Mêmes règles pour tous les Etats et partage des responsabilités
Une procédure commune à l'ensemble de l'Union Européenne est instaurée. Elle doit permettre de réduire la durée totale de la procédure d'asile et de retour à 6 mois.
Les États membres doivent la suivre lorsque des personnes demandent une protection internationale. Cela concerne par exemple, la durée de la procédure, et les droits des demandeurs d'asile comme le droit à une assistance juridique et à une représentation.
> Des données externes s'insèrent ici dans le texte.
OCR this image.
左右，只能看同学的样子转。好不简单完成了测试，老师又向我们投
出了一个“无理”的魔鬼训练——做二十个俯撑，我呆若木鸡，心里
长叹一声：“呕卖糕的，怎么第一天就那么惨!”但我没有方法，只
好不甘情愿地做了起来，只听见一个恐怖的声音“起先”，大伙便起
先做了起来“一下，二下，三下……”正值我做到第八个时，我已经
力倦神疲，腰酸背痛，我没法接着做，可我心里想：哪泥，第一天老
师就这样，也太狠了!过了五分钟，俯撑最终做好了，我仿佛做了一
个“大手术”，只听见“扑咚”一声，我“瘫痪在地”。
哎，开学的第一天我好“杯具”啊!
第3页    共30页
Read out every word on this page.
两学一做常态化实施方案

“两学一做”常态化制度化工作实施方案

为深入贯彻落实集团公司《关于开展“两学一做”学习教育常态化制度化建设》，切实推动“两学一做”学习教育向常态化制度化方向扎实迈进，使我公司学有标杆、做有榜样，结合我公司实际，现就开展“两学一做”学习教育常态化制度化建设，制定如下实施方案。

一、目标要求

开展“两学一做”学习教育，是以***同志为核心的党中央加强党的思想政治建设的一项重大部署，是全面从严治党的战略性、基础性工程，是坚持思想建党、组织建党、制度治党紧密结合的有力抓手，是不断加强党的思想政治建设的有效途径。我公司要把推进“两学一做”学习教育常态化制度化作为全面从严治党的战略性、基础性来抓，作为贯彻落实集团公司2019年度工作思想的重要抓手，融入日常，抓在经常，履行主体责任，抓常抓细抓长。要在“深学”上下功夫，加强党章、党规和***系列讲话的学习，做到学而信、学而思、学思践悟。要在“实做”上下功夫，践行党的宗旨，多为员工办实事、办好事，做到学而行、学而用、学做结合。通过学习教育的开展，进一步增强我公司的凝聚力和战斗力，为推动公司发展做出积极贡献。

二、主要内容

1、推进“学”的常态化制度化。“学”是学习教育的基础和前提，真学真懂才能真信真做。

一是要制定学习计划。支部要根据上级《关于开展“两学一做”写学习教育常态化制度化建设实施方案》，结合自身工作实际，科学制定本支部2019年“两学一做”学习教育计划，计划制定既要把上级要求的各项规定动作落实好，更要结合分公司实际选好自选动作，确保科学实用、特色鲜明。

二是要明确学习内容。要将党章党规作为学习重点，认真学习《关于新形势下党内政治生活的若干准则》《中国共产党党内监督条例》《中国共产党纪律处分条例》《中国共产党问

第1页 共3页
Des procédures à la frontière obligatoires sont établies afin de faire une évaluation plus rapide de la recevabilité des demandes qui permettra de traiter celles ayant peu de chances d’aboutir. En d’autres termes, il s’agit de généraliser la technique « hotspot » (points d’enregistrement) mise en œuvre par l’UE en Grèce et en Italie, afin d’organiser la sélection des personnes qu’elle souhaite accueillir et l’expulsion, depuis la frontière, de toutes les autres. Ce filtrage s’applique quand un demandeur d'asile présente une demande à un point de passage à la frontière extérieure, à la suite d'une arrestation à l'occasion d'un franchissement illégal de la frontière, ou encore après un débarquement faisant suite à des opérations de recherche et de sauvetage. Pendant la procédure à la frontière, les personnes sont considérées comme n’étant pas encore entrées sur le territoire européen, et sont placées dans des centres fermés. Au niveau de l’UE il est prévu 30 000 places mais ce chiffre pourra être corrigé sur la base d'une formule qui tient compte du nombre de franchissements irréguliers des frontières et de refus d'entrée sur une période de trois ans. Selon les estimations, il serait possible de traiter jusqu’à 120 000 demandes par an.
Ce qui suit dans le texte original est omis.